過去に体験した深い心の傷は その人の中に残り 再び同じことを繰り返して傷つくのではないかという怖れを生み出します。
しかし、怖れとは、心の中に「こうなるんじゃないか」というマトを持っているようなものですから、かえって怖れていた状況を現実化させてしまうのです。
退行催眠によって子供時代にまでさかのぼり、過去に傷ついた出来事をヒーリングしたり、書き換えるという方法があります。
それによって過去の出来ごとから生じた怖れそのものを手放してしまえば、その苦痛を再体験してしまう可能性から自由になることが出来るのです。

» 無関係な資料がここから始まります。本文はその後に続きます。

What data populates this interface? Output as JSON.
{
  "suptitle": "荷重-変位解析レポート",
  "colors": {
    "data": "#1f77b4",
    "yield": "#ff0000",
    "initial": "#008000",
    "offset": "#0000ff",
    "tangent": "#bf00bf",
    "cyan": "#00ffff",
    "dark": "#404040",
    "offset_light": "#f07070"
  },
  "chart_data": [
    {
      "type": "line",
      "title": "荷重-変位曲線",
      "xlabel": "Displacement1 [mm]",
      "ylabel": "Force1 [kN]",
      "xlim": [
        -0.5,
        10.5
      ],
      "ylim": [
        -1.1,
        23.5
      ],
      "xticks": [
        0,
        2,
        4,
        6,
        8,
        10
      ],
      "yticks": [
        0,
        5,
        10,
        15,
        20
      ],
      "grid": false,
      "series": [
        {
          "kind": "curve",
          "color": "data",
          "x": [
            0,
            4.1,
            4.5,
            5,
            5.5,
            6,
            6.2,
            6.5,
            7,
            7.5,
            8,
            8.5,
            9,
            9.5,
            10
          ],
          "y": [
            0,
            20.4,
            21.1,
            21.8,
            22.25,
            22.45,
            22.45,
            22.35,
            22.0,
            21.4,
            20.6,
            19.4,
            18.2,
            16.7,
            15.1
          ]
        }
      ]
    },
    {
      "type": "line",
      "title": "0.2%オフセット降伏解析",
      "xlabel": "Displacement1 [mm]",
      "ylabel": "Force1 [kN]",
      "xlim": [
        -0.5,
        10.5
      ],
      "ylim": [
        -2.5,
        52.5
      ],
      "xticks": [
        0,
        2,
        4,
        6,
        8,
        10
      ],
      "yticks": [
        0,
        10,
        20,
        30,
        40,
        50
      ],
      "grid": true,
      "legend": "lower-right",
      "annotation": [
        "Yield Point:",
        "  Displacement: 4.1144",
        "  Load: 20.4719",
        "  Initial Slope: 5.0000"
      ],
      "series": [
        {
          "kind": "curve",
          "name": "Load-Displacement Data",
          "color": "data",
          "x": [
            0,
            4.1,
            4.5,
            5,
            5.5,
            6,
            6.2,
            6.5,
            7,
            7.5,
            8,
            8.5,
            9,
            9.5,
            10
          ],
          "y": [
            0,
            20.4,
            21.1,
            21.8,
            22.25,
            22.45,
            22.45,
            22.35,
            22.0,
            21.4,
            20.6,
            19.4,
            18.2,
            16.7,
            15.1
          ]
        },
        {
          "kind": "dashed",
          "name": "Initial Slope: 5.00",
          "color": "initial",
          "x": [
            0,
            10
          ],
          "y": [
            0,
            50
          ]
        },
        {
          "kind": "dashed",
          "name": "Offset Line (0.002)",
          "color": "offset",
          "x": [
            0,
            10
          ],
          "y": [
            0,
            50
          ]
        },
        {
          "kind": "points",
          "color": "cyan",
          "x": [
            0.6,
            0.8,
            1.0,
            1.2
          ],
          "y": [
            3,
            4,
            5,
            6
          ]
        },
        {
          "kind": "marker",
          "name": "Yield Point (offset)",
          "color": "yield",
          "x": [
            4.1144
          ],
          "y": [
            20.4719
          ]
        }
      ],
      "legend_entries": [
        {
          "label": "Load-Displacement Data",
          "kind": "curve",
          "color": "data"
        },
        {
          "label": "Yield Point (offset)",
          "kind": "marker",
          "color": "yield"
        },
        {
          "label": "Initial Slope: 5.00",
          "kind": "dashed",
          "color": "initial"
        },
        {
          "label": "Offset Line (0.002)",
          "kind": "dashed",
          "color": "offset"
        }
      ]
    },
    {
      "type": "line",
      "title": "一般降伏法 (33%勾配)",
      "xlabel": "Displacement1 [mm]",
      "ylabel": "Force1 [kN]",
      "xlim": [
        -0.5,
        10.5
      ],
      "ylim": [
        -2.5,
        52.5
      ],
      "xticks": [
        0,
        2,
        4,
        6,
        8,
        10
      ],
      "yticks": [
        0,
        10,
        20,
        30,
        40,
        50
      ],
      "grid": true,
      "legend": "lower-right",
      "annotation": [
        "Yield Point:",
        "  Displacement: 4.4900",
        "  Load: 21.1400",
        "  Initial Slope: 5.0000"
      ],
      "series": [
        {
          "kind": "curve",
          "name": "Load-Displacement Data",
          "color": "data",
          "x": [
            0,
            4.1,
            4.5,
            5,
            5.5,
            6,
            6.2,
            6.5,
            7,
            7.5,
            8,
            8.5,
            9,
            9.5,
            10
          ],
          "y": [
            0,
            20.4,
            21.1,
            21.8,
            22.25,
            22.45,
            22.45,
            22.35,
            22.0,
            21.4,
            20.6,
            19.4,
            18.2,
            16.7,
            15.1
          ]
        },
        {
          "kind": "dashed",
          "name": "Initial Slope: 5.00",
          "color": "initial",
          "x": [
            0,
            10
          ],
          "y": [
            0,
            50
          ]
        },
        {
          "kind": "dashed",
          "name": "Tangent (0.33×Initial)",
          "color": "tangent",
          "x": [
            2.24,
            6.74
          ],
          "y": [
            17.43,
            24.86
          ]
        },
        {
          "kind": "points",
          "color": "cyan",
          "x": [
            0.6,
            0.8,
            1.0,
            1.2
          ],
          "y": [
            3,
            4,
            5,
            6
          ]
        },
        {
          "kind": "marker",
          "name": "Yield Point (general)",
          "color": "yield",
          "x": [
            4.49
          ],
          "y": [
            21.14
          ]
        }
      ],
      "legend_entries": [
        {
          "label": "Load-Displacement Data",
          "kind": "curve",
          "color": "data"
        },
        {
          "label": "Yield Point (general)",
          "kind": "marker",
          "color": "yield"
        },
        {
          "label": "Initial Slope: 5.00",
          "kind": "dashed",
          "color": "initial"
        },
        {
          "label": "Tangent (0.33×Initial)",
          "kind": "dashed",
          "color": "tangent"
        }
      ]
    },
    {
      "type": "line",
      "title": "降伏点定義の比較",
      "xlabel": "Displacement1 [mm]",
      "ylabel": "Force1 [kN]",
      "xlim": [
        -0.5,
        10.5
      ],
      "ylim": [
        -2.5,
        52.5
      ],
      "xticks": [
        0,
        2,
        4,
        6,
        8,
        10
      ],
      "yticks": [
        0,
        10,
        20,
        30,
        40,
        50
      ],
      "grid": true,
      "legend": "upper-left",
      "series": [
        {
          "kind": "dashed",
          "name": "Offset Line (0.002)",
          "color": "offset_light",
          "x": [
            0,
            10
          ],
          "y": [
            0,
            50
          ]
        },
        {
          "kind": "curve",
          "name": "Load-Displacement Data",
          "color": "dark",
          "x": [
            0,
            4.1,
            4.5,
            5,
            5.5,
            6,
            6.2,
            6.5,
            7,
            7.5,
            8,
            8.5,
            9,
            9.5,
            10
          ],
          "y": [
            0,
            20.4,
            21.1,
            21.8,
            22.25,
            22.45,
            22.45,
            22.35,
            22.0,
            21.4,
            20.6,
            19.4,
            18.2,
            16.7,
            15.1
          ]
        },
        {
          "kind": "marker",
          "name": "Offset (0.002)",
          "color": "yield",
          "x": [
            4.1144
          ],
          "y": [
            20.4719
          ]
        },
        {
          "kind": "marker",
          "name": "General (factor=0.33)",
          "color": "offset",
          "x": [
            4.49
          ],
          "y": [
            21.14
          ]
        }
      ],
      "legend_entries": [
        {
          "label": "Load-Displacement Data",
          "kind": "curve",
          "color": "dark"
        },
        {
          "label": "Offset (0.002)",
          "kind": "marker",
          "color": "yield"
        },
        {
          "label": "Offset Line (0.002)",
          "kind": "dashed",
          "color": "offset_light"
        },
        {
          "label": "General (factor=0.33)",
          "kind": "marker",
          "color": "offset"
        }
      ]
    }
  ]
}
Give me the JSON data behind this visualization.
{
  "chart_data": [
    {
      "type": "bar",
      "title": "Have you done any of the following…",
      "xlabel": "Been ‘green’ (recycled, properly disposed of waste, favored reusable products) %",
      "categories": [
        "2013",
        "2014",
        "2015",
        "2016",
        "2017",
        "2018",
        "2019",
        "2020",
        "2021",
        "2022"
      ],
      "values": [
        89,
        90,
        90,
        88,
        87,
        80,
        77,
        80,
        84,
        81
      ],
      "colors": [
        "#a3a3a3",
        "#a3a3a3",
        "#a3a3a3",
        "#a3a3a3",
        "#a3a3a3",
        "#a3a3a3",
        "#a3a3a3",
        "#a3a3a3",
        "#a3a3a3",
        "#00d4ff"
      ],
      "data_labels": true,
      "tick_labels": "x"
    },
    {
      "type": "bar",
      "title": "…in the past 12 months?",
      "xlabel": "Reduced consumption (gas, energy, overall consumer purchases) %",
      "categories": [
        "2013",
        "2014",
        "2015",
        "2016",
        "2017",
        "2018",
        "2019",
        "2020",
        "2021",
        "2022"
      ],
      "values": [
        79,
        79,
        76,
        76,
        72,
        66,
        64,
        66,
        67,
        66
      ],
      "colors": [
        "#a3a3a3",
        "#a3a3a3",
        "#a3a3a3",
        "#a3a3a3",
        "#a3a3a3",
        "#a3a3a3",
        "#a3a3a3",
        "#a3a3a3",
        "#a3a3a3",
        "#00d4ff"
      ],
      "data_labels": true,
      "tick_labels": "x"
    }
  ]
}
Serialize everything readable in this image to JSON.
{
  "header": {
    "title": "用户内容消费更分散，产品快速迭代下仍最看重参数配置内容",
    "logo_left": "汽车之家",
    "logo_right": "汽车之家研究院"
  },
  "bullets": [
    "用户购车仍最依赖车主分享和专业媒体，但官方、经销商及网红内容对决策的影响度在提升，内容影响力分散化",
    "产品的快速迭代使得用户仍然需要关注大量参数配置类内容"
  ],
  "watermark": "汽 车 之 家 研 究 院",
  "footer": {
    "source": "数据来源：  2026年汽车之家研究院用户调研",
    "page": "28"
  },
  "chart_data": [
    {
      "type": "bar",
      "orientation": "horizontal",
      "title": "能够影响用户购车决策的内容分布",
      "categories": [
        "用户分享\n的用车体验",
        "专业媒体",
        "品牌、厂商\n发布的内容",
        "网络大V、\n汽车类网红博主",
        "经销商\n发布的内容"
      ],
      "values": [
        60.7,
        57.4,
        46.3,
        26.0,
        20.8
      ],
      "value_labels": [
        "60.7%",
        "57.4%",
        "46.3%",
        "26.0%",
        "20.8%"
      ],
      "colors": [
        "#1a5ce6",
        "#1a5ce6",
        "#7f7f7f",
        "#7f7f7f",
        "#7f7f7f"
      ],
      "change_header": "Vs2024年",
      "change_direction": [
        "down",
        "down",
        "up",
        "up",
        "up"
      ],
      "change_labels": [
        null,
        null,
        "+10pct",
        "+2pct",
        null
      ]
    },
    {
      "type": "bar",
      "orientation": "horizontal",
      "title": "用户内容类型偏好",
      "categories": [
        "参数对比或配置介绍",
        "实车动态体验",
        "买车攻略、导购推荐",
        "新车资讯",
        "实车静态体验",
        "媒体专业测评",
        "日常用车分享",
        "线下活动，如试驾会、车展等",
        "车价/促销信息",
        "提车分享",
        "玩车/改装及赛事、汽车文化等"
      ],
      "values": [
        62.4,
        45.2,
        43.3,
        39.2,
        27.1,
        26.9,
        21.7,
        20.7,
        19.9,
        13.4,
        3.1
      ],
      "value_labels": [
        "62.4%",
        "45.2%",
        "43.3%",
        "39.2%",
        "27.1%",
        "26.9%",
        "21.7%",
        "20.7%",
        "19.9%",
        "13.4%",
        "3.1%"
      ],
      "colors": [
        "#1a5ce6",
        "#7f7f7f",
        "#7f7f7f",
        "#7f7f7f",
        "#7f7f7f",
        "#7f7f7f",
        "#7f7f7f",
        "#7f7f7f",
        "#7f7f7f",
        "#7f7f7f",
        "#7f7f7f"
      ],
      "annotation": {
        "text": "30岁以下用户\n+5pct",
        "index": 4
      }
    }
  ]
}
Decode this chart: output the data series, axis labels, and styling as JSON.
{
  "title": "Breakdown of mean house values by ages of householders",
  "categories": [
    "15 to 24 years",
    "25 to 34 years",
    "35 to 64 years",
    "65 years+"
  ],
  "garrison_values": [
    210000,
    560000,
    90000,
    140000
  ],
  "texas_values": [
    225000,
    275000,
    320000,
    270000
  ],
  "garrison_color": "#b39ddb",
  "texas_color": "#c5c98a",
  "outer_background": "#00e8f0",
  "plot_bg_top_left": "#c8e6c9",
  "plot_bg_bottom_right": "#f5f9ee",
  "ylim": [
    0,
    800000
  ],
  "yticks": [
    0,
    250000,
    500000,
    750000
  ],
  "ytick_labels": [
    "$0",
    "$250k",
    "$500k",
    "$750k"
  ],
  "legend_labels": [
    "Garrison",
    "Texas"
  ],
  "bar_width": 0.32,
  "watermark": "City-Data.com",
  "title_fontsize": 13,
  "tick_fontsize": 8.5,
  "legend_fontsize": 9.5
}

過去世回帰とは、その子供時代から更に引き伸ばして、過去世までさかのぼって見ていくことです。

私たちの思考は、一定の時間と空間の枠の中で物事を考えるように出来ていますから、すべてを頭の中で理解しようとすれば、とても困難を伴うでしょう。

人生の基本的な問題を扱うセラピーとしては 実に多くのものがあります。
過去世ワーク以外にも、自分を解き放っていくテクニックに、リバーシングやブリージングなど、呼吸によってその部分を吐き出していき、原因そのものには触れずに解放するという方法もあります。
ですから解放する為には、直接の原因を知るということは絶対不可欠というわけではありません。
ただ、ほとんどの人が「なぜそうなのか」という理由を発見した時に、最もそれを手放し易くなります。

その方法の一つが 過去世ワークなのです。
もしかしたら、いちばんの原因は子供時代なのかもしれません。

その場合には インナーチャイルド・セラピーが役に立つでしょう。
しかし、これも、もっと深く根本的な原因までさかのぼっていくと、過去世から持ち越されていることが多いようです。
そして、過去世回帰を意味あるものにするためには、その過去世のエネルギーを解放してやる必要があるのです。
過去世にはネガティブではないものも沢山あります。
過去世を見たとき、非常にポジティブで力づけられるような感じがすることはしばしばあります。
その場合には、なにも解放する必要はありません。
ポジティブな過去世のエネルギーは あなたのまわりでガイドとしての機能を果たしているのです。

そういう場合は、むしろそれにチューニングしていくようにします。
そうすれば、そのガイドをより自分の近くに引き寄せることが出来ます。